What happened

Tuesday morning was looking like a rough day for cruise industry investors. Carnival Corporation (CCL 1.13%) (CUK 1.65%) had just announced a new $1 billion capital raise -- on top of $3.5 billion raised just two weeks ago -- highlighting the industry's need for cash and raising new worries that the recession might not end soon.

But then, a miracle happened.

In response to bullish news that Carnival rival Royal Caribbean (RCL 2.15%) has "seen a 30% increase in new bookings since the beginning of the year when compared to November and December" (according to its CFO, Jason Liberty), Deutsche Bank suddenly said it saw "many" reasons to be optimistic, and raised its price target on Royal Caribbean stock to $79 a share. Then J.P. Morgan agreed, raising its price target to $100. And all of a sudden, the cruise stocks turned around. Carnival, Royal Caribbean, and Norwegian Cruise Line Holdings (NCLH 1.37%), too, ended Tuesday on a high note.    

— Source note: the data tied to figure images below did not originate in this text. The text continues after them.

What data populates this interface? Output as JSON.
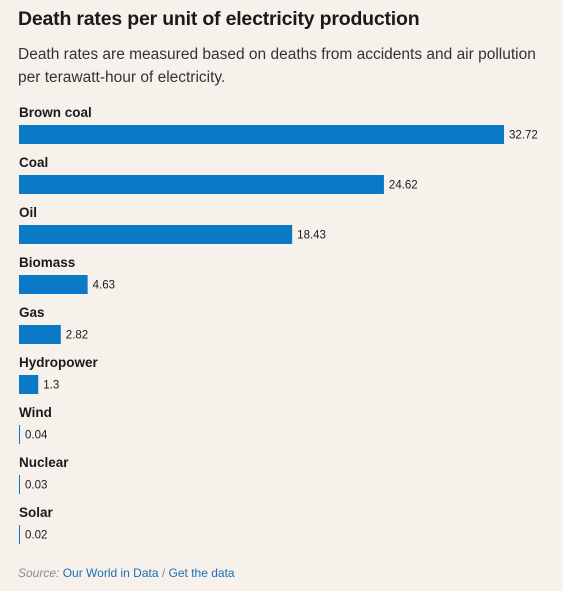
{
  "chart_data": {
    "type": "bar",
    "orientation": "horizontal",
    "title": "Death rates per unit of electricity production",
    "subtitle": "Death rates are measured based on deaths from accidents and air pollution per terawatt-hour of electricity.",
    "categories": [
      "Brown coal",
      "Coal",
      "Oil",
      "Biomass",
      "Gas",
      "Hydropower",
      "Wind",
      "Nuclear",
      "Solar"
    ],
    "values": [
      32.72,
      24.62,
      18.43,
      4.63,
      2.82,
      1.3,
      0.04,
      0.03,
      0.02
    ],
    "value_labels": [
      "32.72",
      "24.62",
      "18.43",
      "4.63",
      "2.82",
      "1.3",
      "0.04",
      "0.03",
      "0.02"
    ],
    "xlim": [
      0,
      32.72
    ],
    "grid": false,
    "bar_color": "#0a79c6"
  },
  "source": {
    "prefix": "Source:",
    "link1": "Our World in Data",
    "separator": "/",
    "link2": "Get the data"
  }
}
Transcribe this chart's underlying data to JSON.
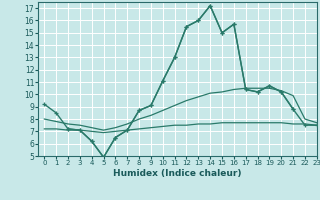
{
  "bg_color": "#c8e8e8",
  "grid_color": "#ffffff",
  "line_color": "#2a7a6a",
  "xlabel": "Humidex (Indice chaleur)",
  "xlim": [
    -0.5,
    23
  ],
  "ylim": [
    5,
    17.5
  ],
  "xticks": [
    0,
    1,
    2,
    3,
    4,
    5,
    6,
    7,
    8,
    9,
    10,
    11,
    12,
    13,
    14,
    15,
    16,
    17,
    18,
    19,
    20,
    21,
    22,
    23
  ],
  "yticks": [
    5,
    6,
    7,
    8,
    9,
    10,
    11,
    12,
    13,
    14,
    15,
    16,
    17
  ],
  "series": [
    {
      "x": [
        0,
        1,
        2,
        3,
        4,
        5,
        6,
        7,
        8,
        9,
        10,
        11,
        12,
        13,
        14,
        15,
        16,
        17,
        18,
        19,
        20,
        21
      ],
      "y": [
        9.2,
        8.5,
        7.2,
        7.1,
        6.2,
        4.9,
        6.5,
        7.1,
        8.7,
        9.1,
        11.1,
        13.0,
        15.5,
        16.0,
        17.2,
        15.0,
        15.7,
        10.4,
        10.2,
        10.7,
        10.2,
        8.8
      ],
      "marker": true,
      "lw": 1.0
    },
    {
      "x": [
        2,
        3,
        4,
        5,
        6,
        7,
        8,
        9,
        10,
        11,
        12,
        13,
        14,
        15,
        16,
        17,
        18,
        19,
        20,
        21,
        22,
        23
      ],
      "y": [
        7.2,
        7.1,
        6.2,
        4.9,
        6.5,
        7.1,
        8.7,
        9.1,
        11.1,
        13.0,
        15.5,
        16.0,
        17.2,
        15.0,
        15.7,
        10.4,
        10.2,
        10.7,
        10.2,
        8.8,
        7.5,
        7.5
      ],
      "marker": true,
      "lw": 1.0
    },
    {
      "x": [
        0,
        1,
        2,
        3,
        4,
        5,
        6,
        7,
        8,
        9,
        10,
        11,
        12,
        13,
        14,
        15,
        16,
        17,
        18,
        19,
        20,
        21,
        22,
        23
      ],
      "y": [
        8.0,
        7.8,
        7.6,
        7.5,
        7.3,
        7.1,
        7.3,
        7.6,
        8.0,
        8.3,
        8.7,
        9.1,
        9.5,
        9.8,
        10.1,
        10.2,
        10.4,
        10.5,
        10.5,
        10.5,
        10.3,
        9.9,
        8.0,
        7.7
      ],
      "marker": false,
      "lw": 0.9
    },
    {
      "x": [
        0,
        1,
        2,
        3,
        4,
        5,
        6,
        7,
        8,
        9,
        10,
        11,
        12,
        13,
        14,
        15,
        16,
        17,
        18,
        19,
        20,
        21,
        22,
        23
      ],
      "y": [
        7.2,
        7.2,
        7.1,
        7.1,
        7.0,
        6.9,
        7.0,
        7.1,
        7.2,
        7.3,
        7.4,
        7.5,
        7.5,
        7.6,
        7.6,
        7.7,
        7.7,
        7.7,
        7.7,
        7.7,
        7.7,
        7.6,
        7.6,
        7.5
      ],
      "marker": false,
      "lw": 0.9
    }
  ]
}
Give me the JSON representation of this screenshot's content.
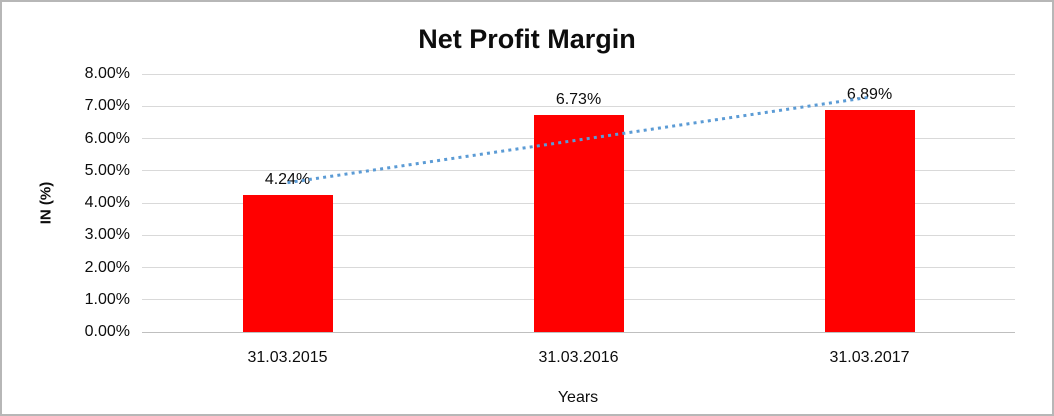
{
  "chart_data": {
    "type": "bar",
    "title": "Net Profit Margin",
    "xlabel": "Years",
    "ylabel": "IN (%)",
    "categories": [
      "31.03.2015",
      "31.03.2016",
      "31.03.2017"
    ],
    "values": [
      4.24,
      6.73,
      6.89
    ],
    "value_labels": [
      "4.24%",
      "6.73%",
      "6.89%"
    ],
    "ylim": [
      0,
      8
    ],
    "ytick_labels": [
      "0.00%",
      "1.00%",
      "2.00%",
      "3.00%",
      "4.00%",
      "5.00%",
      "6.00%",
      "7.00%",
      "8.00%"
    ],
    "grid": "horizontal",
    "legend_position": "none",
    "trendline": {
      "type": "linear",
      "style": "dotted",
      "endpoints_pct": [
        4.63,
        7.28
      ]
    }
  },
  "colors": {
    "bar": "#FF0000",
    "trendline": "#5B9BD5",
    "gridline": "#D9D9D9",
    "axis_line": "#BFBFBF",
    "text": "#0D0D0D",
    "frame_border": "#B7B7B7",
    "background": "#FFFFFF"
  }
}
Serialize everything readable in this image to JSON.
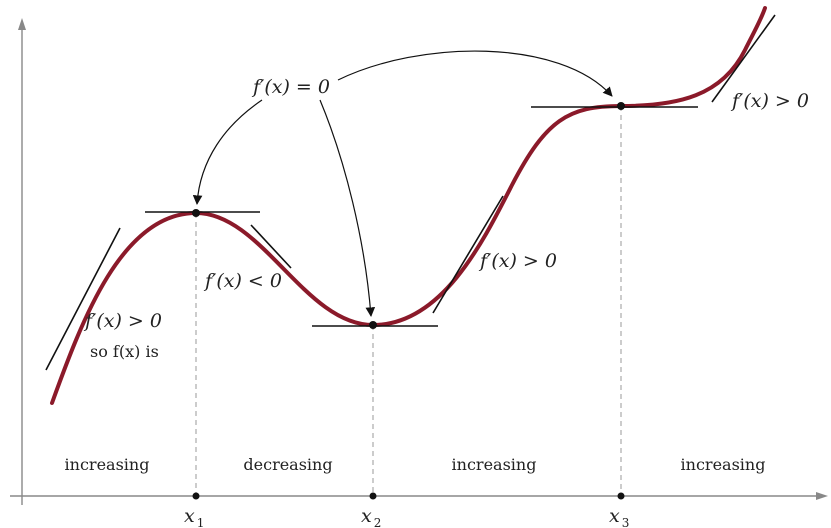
{
  "curve_color": "#8b1a2a",
  "axis_color": "#888888",
  "guide_color": "#9a9a9a",
  "tangent_color": "#111111",
  "labels": {
    "critical": "f′(x) = 0",
    "left_positive": "f′(x) > 0",
    "left_note": "so f(x) is",
    "negative": "f′(x) < 0",
    "middle_positive": "f′(x) > 0",
    "right_positive": "f′(x) > 0"
  },
  "regions": [
    "increasing",
    "decreasing",
    "increasing",
    "increasing"
  ],
  "ticks": [
    {
      "base": "x",
      "sub": "1"
    },
    {
      "base": "x",
      "sub": "2"
    },
    {
      "base": "x",
      "sub": "3"
    }
  ]
}
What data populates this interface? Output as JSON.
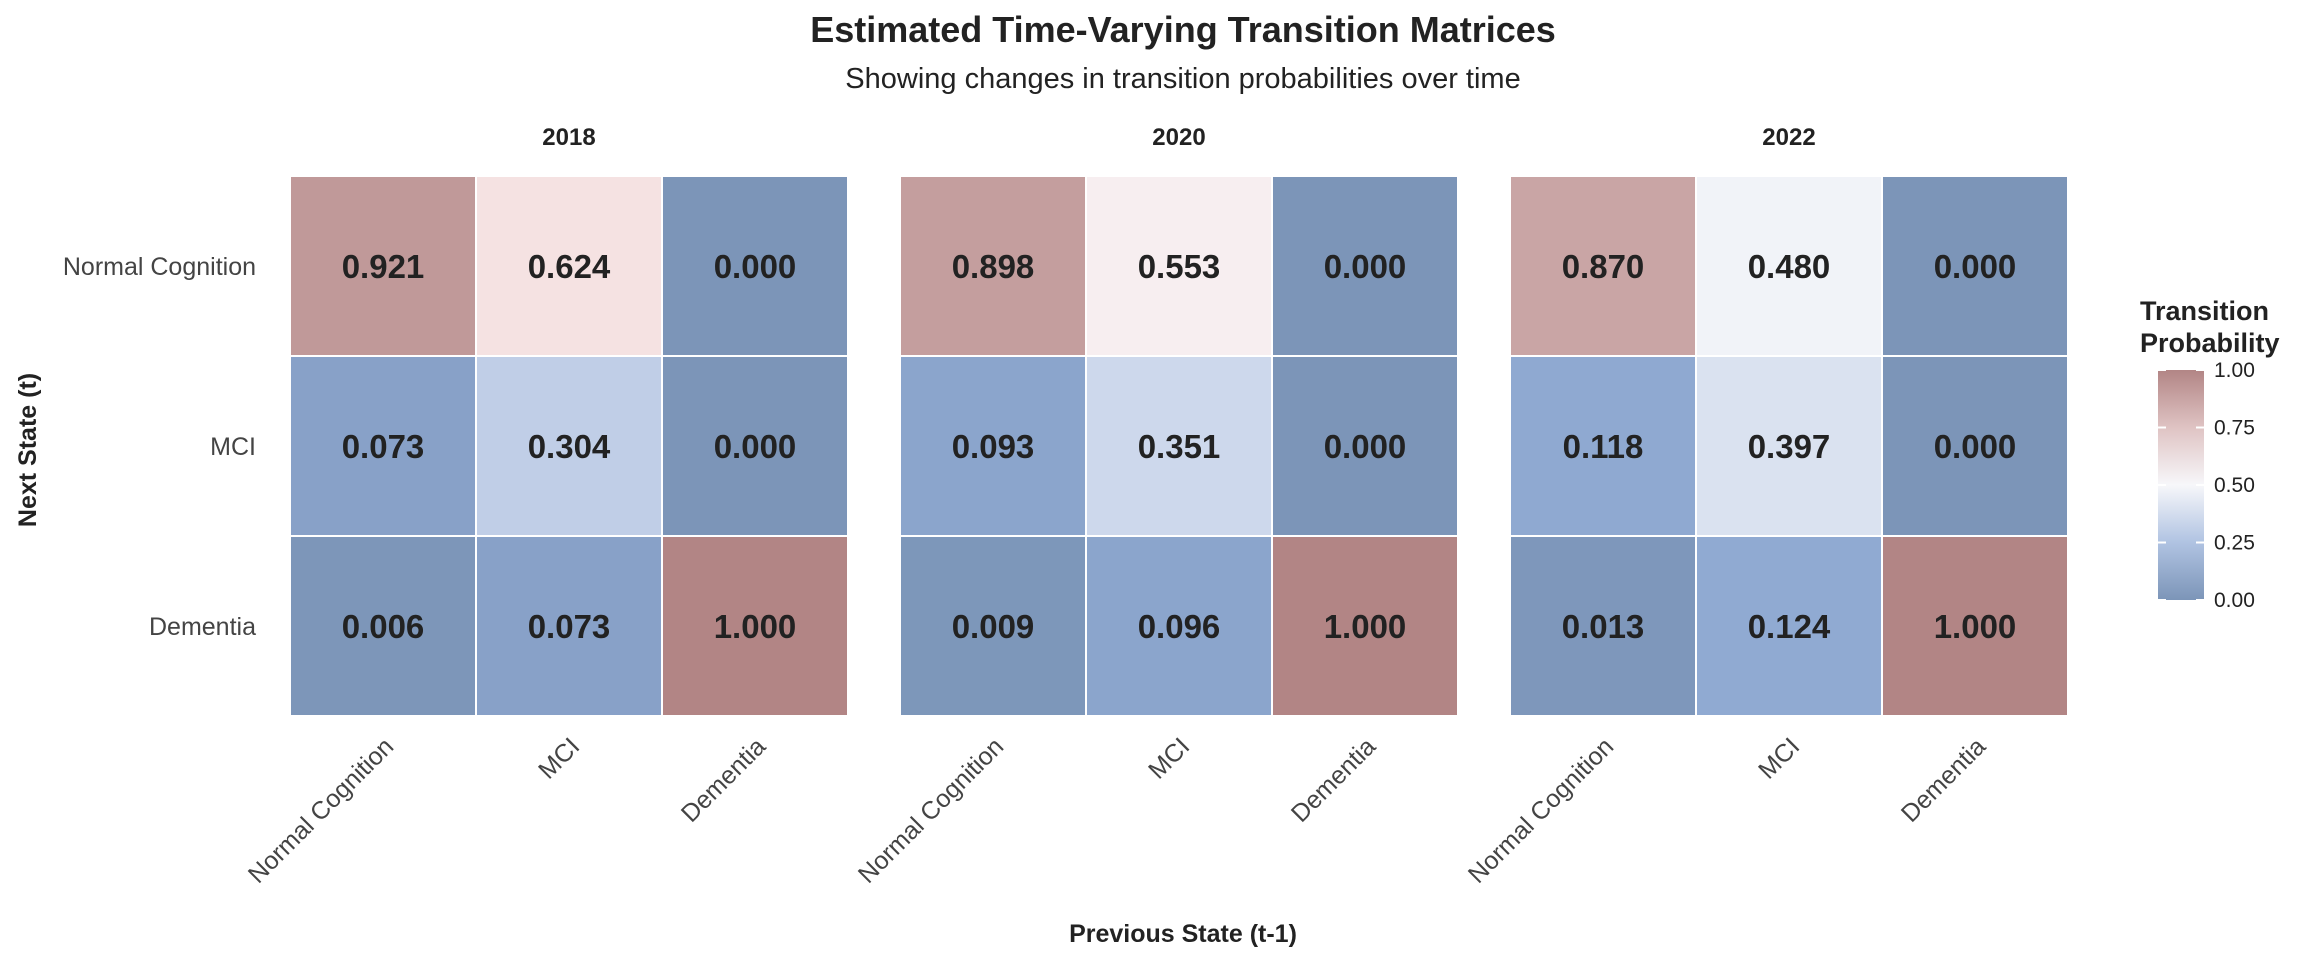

And they're riding higher again today. As of 10:20 a.m. EST Wednesday, Carnival stock is up 3.3%, Royal Caribbean 5.7%, and Norwegian 6.6%. Partially, I suspect this is a continued reaction to the positive commentary out of Wall Street yesterday. But it may also be in anticipation of more good news from the next cruise stock to report earnings: Norwegian Cruise Line Holdings.

3 ships racing across a blue sea

Image source: Getty Images.

So what

On Monday, Royal Caribbean said it thinks the U.S. Centers for Disease Control could be only a few days away from releasing technical regulations that permit cruise lines to begin "trial" voyages with volunteer passengers, testing the waters to see if it's safe to resume cruising regularly again. Norwegian Cruise Line Holdings will be next to report earnings, Thursday morning, and that company should have an opportunity to provide even more detail on the status of the CDC's regulations.

Now what

Norwegian will also, of course, report its earnings. Investors aren't expecting much good on that front: $2.17 per share in losses and a 99.8% decline in sales year over year. But more important than that, Norwegian should also update investors on its financial health and its ability to survive until cruising resumes in earnest.  

Specifically, investors will want to see the status of Norwegian's cash reserves and cash burn rate -- which could potentially provide more good news such as Carnival gave us last month. To recap, at last report:    

  • Carnival had tamped down its cash burn rate from $530 million a month to an even $500 million.
  • Royal Caribbean is still steady at about $270 million a month.
  • And now we just need to find out if Norwegian is still burning $175 million a month -- or better, or worse.

Whether today's cruise stock rally continues into Thursday may well depend on how much good news Norwegian can give us tomorrow.